Ma non divaghiamo, che è tardi.
Durante le vacanze di Natale non mi sono mosso da Milano e ne ho approfittato per mettere un po' d'ordine in casa, buttare roba vecchia, liberarmi di ritagli di giornale che mai avrei riletto e che sicuramente mi serviranno nelle prossime tre settimane. Pulizie d'inverno insomma.

Ad un certo punto ho aperto un cassetto che conteneva svariati chili di manuali: elettrodomestici bianchi e bruni, apparati di varia natura, attrezzi assortiti, tutta roba accumulatasi negli anni.
I manuali di oggetti che avevano da tempo lasciato casa per accomodarsi in discarica hanno prontamente trovato una fine ingloriosa nel cassonetto condominiale.
Di alcuni degli altri nemmeno ricordavo l'imponenza. Uno era quasi più voluminoso del manuale di biochimica che usavo all'università (e che era uno dei più voluminosi che ricordi). Rinuncio qui a fare della facile ironia sulla voluminosità dei volumi e vengo al dunque.

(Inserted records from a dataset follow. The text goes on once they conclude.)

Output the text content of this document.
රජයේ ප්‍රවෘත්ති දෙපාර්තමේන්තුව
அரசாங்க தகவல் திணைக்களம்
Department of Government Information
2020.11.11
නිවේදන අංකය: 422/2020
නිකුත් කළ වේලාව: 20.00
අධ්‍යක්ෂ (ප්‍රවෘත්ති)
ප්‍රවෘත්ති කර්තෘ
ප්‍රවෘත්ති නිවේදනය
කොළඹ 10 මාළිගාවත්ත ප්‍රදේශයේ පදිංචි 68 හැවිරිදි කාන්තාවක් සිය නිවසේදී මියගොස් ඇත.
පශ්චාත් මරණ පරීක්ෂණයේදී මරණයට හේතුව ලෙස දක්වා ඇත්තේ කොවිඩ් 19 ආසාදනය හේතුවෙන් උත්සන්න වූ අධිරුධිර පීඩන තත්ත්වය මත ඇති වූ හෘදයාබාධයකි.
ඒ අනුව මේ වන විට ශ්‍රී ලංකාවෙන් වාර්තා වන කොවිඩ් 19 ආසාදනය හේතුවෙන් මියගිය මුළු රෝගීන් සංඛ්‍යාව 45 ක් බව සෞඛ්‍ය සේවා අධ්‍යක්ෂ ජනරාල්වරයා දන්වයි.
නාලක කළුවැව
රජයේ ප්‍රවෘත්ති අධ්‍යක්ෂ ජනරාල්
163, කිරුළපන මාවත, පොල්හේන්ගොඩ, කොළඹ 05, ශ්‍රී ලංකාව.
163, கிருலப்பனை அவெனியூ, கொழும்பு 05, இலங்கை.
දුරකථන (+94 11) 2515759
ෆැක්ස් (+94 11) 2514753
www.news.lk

Tale manuale ripeteva le medesime istruzioni in una ventina di lingue, alcune delle quali nemmeno sapevo che esistessero. E' stato sufficiente strappare le pagine in lingue superflue per ridurre l'ingombro da 400 a 20 pagine. Ripetere l'operazione su un'altra dozzina e mezza di manuali, ha avuto tre conseguenze principali:
  1. altri (quasi) sette chili di carta nel cassonetto
  2. tutta la manualistica di casa è contenuta in un raccoglitore da 6 cm di spessore
  3. mi son sentito molto fiero di me
Alla fine una considerazione sorge spontanea. Immaginando vi siano 7 kg di carta superflua in venti milioni di nuclei familiari italiani (oltre quelli dei Paesi in cui si parlano le altre 19 lingue) mi sorge il sospetto che il risultato sia una quantità enorme. Di carta prodotta, alberi abbattuti, energia consumata, ecc. ecc.
E inoltre, ma siamo sicuri che alle aziende produttrici costi meno produrre un manuale in venti lingue diverse anziché limitarsi a non dico una ma due o tre e cercare il modo di infilare il manuale giusto nelle scatole giuste (cosa che non dovrebbe essere così difficile usando a modino alcuni software che già sicuramente possiedono)?

Invece della qualità media del manuale medio (pessima) e del perché i manuali siano mediamente illeggibili e incomprensibili si discuterà in una prossima occasione.